There’s gloom in chennai’s virugambakkam neighbourhood. A 15-yr-old lady, disappointed after her father allegedly scolded her for skipping tuition classes, hanged herself on wednesday. Her mother, seeing her child’s body, killed herself too
15-year-old Rajeshwari become taking her board assessments. The police have registered a case of suspicious dying.
A neighbor, salman harid, said, “parents have chided her for not going for tuition, that she’s no longer studying well. She was under stress.”
The private school the young girl studied at refused to speak, saying it was a family issue that triggered the tragedy.
In 2014, india witnessed 2403 examination-associated suicides. Maharashtra crowned with 359 suicides. Tamil nadu got here 2d with 247 cases
Experts say students under immense pressure from mother and father to attain very excessive marks. Schools too had been accused of placing pressure to get pinnacle ranks. Inside the system, children’s interests and talent becomes a casualty.

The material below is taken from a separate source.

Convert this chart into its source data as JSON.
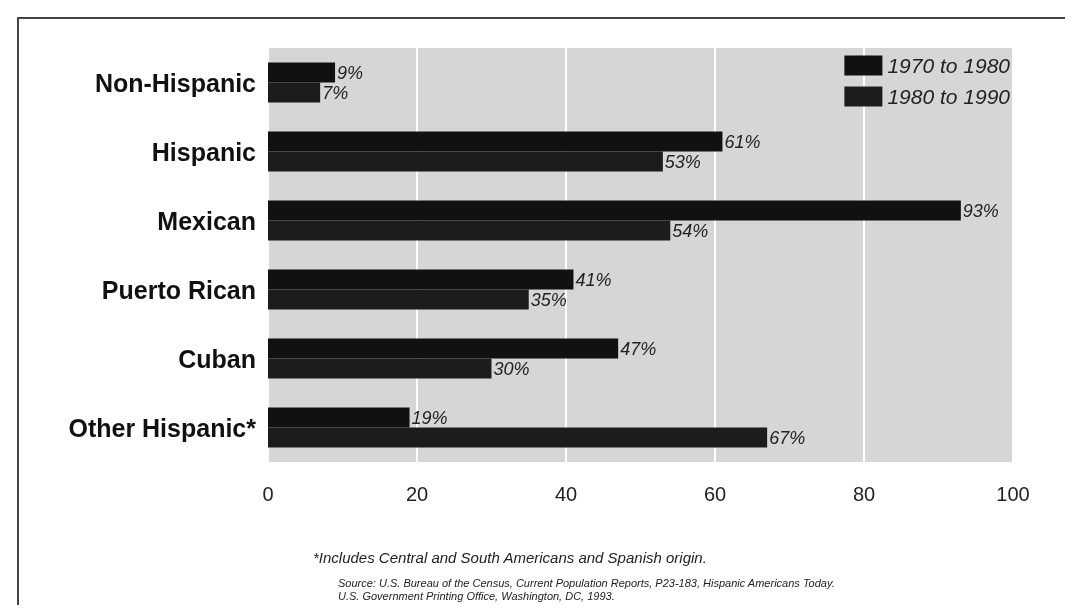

Dr Mohan Raj, Director and Consultant Psychiatrist, Tharu Clinic, says “See what’s your child is good at and encourage your child to go for it. Second thing is accept your children the way they are, unconditional acceptance rather than saying we’ll accept you only if they are academically successful.”
While activists are demanding a thorough overhaul of the grading and ranking systems, Tamil Nadu, experts say has managed to bring down exam-related suicides drastically from 420 in 2004 to 247 in 2014.
Dr Lakshmi Vijayakumar, Consultant Psychiatrist and a Consultant with the World Health Organisation’s Suicide Prevention Programme, says, “We made the government introduce the supplementary examination and this ensured those who fail or scored low marks wouldn’t have to waste a year. It changed the way people looked at failure or low marks”.